Price on 2010 Gulf Disaster is set at $62 billion…
Costs will rise for one of the world’s worst environmental disasters in U.S. history, the deadly BP Deepwater Horizon Gulf of Mexico oil spill, adding $5.2 billion—now estimated to cost $61.6 billion.
BP formerly said that it was impossible to estimate the ultimate corporate costs of the Macondo well blowout, which killed 11 workers and spilled 3.2 million barrels of oil into the Gulf over the course of three months. Now that one of the last pieces of litigation has wrapped a month ago, energy industry news shared that the corporation has a clear plan in place.

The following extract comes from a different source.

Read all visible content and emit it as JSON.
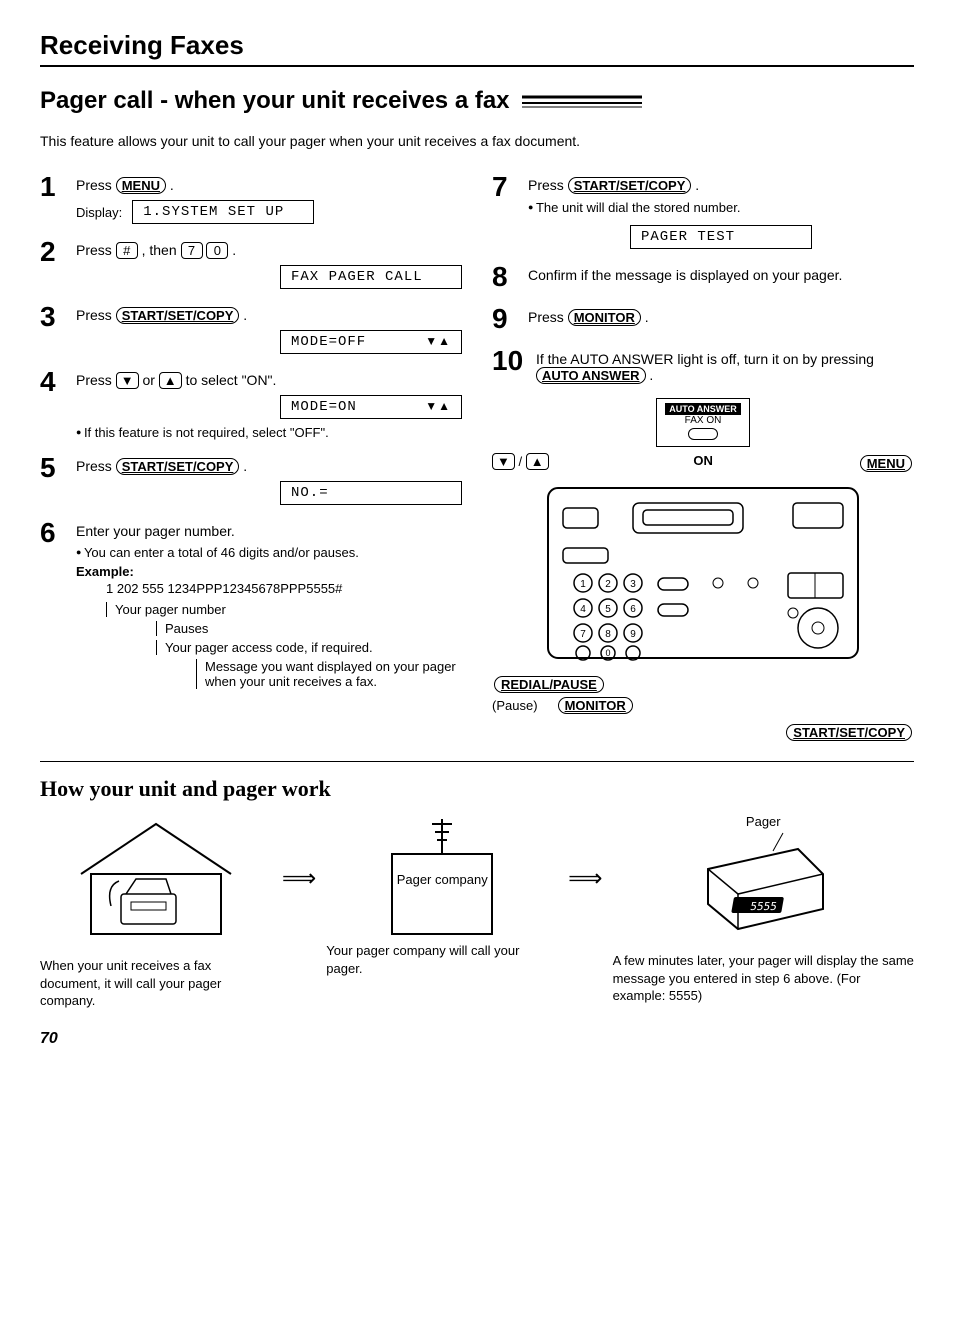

Investors will receive $175 million to settle allegations it failed to fully disclose the business risks and $20 billion will go toward an agreement with state and federal governments to resolve all government claims related to the disaster.
“I know of no other more expensive man-made corporate disaster. The number is huge,” said Daniel Jacobs, a former Justice Department environmental lawyer who will author a book on the disaster.
Final costs outweigh any fines levied on individual banks responsible for the subprime mortgage crisis, let alone 1989’s Exxon-Valdez spill, which only cost a mere $4.3 billion, aside from irreparable environmental damage that still haunts the Bligh Reef in Alaska’s Prince William Sound.
Will the world’s largest fleet of oil tankers boost Saudi crude exports?
In a venture by multilateral energy-finance lender Arab Petroleum Investment Corp.—a.k.a. Apicorp—and Saudi shipper National Shipping Co. of Saudi Arabia—or Bahri—the world may soon see its largest fleet of oil tankers.
Saudi Energy Minister Khalid Al-Falih explained this as an effort to support the kingdom’s plan to boost crude exports. Saudi Arabia is the world’s biggest oil exporter and is currently nearing record production levels. Apicorp and Bahri have formed a $1.5 billion investment fund seeking to add 15 behemoth crude carriers—VLCCs—to the shipper’s original fleet of 46 vessels to lend support to Saudi Arabia’s efforts “to ensure a secure supply of oil to its customers worldwide.”
Al-Falih added, “The additional 15 VLCCs will be on top of the current and future fleet of Bahri that is over 45, and this will make Bahri the world’s largest oil shipping company.”
In recent energy industry news, oil prices bounced back from over 70 percent from the 12-year low earlier this year with help from Saudi Arabian-led OPEC strategies to pressure rivals with lower prices to eliminate a global supply glut.